Both agencies specialize in Open Adoption, which means the birth mother (and father) chooses the adoptive parents for their baby. They will read our "Dear Birth Mother" letter, view our online profile, etc. and if they like us will contact us. We will talk to them on the phone and set up a meeting to meet in person. After we meet and have a chance to interact, everyone decides if they want to move forward. Then you are considered "officially matched". At that time both parties agree to ongoing contact in a form and frequency that everyone is comfortable with. What I love about these two agencies is that they both promote a relationship, not just a contract, for staying in touch.
 
Are you freaking out? It’s okay. Almost everyone feels that way about Open Adoption at first. Here’s what I’ve learned:
 
Open Adoption is not co-parenting. Once the adoption is finalized, the adoptive parents are the legal parents. And remember it's because they were chosen by the birth parents - that's what they wanted, for these specific parents to be the child's parents. But just because you don't feel you are in a place to be able to raise a child yourself, does not mean you should have to forfeit all contact.
 
On the contrary, all the research on Open Adoption (as opposed to Closed Adoption) shows that it really is a healthier atmosphere for the child.
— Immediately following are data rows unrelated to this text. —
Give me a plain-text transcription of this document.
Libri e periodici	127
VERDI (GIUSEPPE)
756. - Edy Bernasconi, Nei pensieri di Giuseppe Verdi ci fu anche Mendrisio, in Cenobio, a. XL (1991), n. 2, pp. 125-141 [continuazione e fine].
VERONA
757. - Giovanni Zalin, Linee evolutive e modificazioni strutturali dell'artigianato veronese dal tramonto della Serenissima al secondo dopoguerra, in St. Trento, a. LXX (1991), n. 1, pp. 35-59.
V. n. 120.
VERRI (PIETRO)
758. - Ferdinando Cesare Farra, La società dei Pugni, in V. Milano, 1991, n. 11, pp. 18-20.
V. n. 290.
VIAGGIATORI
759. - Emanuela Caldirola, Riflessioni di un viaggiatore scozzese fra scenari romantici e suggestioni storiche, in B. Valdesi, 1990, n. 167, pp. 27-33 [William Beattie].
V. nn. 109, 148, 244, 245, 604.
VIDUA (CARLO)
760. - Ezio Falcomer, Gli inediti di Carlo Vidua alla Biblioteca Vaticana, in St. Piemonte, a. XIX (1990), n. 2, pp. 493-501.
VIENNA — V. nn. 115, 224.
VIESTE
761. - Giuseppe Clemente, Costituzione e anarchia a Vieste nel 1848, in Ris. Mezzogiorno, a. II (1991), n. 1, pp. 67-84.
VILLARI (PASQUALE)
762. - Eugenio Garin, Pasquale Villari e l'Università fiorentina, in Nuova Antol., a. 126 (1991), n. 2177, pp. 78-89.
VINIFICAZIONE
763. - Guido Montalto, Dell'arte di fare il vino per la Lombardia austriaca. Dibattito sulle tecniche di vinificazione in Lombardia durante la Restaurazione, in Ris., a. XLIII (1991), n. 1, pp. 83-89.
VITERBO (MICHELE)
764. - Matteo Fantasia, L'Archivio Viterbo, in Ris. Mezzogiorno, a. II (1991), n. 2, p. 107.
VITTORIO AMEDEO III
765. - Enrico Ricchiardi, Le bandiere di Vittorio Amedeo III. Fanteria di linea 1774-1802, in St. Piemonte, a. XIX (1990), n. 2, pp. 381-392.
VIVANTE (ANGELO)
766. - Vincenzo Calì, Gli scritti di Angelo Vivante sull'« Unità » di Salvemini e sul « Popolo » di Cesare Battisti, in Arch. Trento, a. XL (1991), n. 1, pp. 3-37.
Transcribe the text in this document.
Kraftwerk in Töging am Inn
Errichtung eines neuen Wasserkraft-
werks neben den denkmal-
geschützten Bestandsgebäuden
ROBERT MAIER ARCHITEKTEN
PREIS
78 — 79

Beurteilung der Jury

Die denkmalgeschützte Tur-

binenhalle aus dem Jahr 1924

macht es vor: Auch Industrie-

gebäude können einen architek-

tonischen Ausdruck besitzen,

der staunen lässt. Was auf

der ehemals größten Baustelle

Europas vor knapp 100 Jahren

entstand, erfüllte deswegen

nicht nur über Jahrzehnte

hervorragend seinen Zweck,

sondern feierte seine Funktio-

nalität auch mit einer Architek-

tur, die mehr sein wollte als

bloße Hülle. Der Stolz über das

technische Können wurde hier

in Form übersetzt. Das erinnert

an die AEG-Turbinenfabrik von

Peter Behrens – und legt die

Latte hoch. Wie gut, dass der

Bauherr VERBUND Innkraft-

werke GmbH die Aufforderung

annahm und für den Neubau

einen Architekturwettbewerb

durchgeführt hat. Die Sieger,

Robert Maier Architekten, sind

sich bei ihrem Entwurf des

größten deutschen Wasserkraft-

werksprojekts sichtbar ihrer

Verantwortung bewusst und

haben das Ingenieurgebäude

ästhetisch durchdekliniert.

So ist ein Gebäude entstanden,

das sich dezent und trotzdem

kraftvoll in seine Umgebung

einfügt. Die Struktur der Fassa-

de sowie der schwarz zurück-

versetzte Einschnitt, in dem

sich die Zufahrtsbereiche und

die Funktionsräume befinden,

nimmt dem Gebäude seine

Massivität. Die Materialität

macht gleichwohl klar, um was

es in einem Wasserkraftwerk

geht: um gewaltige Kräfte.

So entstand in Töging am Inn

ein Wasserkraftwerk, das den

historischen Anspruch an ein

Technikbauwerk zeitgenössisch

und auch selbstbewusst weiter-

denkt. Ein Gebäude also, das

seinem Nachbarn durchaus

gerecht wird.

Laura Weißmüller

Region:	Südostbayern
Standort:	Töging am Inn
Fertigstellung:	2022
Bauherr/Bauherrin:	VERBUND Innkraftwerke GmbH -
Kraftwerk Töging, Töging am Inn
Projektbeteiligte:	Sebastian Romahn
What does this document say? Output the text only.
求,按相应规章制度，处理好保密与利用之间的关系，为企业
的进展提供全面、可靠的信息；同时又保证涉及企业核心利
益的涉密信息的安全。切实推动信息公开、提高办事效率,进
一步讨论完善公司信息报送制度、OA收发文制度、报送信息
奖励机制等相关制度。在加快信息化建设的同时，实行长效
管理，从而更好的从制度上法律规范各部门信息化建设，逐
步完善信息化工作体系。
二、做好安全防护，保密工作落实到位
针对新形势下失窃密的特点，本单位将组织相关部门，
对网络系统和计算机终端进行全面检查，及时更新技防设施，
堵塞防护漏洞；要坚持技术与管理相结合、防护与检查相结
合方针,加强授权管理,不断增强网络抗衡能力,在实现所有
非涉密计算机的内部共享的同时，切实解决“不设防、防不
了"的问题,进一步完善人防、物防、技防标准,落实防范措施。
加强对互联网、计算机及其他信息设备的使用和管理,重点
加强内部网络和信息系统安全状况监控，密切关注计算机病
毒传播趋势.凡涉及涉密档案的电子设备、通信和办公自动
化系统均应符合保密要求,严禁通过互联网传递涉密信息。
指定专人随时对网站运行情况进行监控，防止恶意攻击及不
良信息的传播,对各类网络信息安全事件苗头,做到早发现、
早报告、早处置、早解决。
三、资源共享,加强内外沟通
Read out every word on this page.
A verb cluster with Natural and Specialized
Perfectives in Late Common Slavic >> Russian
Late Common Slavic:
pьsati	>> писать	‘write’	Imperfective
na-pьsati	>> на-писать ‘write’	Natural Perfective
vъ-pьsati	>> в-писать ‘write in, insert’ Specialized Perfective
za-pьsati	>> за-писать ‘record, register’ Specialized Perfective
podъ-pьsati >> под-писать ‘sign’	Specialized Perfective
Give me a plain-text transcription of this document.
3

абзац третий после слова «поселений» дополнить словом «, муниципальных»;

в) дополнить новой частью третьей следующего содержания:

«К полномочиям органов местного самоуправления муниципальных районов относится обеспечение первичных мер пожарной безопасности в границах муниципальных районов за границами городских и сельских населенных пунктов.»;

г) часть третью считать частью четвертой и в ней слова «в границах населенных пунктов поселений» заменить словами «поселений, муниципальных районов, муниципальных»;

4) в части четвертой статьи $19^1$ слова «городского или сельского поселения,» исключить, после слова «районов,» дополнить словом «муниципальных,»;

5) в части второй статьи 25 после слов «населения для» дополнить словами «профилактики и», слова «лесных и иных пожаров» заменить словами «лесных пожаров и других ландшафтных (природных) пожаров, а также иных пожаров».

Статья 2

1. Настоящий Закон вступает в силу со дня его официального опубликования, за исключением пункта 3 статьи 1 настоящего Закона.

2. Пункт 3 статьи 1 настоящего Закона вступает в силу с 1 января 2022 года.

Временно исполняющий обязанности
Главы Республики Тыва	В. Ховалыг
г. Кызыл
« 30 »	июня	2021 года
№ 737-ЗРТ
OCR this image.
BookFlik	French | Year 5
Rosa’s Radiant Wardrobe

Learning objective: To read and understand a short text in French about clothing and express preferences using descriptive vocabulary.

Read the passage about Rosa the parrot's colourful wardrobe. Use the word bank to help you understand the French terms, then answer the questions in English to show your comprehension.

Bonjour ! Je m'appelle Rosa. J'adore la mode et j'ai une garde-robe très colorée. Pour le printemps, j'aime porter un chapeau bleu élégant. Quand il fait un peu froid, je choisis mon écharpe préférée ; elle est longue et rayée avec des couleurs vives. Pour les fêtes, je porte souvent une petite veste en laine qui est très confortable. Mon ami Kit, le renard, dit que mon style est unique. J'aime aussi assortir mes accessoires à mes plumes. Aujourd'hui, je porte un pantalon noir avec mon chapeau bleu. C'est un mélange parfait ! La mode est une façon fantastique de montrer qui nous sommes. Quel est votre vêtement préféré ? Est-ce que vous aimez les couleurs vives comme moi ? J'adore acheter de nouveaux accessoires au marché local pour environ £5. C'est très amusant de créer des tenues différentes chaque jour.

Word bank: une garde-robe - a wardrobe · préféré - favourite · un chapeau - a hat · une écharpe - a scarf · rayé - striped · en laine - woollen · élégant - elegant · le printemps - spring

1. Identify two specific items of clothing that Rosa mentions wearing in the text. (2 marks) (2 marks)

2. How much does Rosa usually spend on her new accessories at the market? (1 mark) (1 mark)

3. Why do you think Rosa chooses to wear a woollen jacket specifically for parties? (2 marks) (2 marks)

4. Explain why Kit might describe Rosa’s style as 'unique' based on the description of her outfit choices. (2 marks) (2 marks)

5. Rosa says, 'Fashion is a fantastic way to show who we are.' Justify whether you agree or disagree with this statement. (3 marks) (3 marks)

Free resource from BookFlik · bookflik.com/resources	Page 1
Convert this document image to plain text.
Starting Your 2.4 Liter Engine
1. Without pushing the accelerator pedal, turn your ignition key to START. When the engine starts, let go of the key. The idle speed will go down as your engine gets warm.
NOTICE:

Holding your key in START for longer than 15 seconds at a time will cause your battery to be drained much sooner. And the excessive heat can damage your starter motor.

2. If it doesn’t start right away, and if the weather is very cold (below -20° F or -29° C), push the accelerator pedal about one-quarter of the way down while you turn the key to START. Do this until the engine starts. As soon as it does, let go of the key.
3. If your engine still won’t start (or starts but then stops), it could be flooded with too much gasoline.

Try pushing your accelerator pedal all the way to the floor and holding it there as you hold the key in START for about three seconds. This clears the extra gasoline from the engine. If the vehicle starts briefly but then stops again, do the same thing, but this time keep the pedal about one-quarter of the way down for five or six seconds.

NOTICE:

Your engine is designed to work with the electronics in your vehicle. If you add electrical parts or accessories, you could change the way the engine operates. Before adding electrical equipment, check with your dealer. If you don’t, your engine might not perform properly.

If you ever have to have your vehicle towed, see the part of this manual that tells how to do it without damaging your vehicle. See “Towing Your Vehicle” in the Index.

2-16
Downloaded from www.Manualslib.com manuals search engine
In Open Adoption the child knows his/her birth parents, and their identity is more grounded – they know where they come from, they know they are loved. If they have questions about why they were adopted or if their mom was good at drawing too, there is a real live person to ask. And then for the rest of their life they will know them and have a relationship with them.
 
Another great thing is when you work with a reputable agency, they offer ongoing support and counseling to help all parties -- the birth parents, adoptive parents, and the child -- to help you work through the various aspects of your relationship over time. It's funny, think about all the relationships you have in your life right now and the natural ups/downs they go through -- it sure would be nice to have a lifetime counselor for those too :)
 
I'll admit, I am an idealist and probably a little naive, but I am honestly so excited about getting to meet our birth mom. I know God brings people into my life and vice versa for a reason, and this is no ordinary relationship. This is covenant bond to help create an atmosphere and environment where a child can thrive and grow to be the best they can be. I am honored and humbled just thinking about it.
 
If you would like to read more about Open Adoption here is a link to one of my favorite adoption resource websites Creating a Family.
 
I'll post again at the end of the week and let you know who we picked!!! Then the fun will really begin.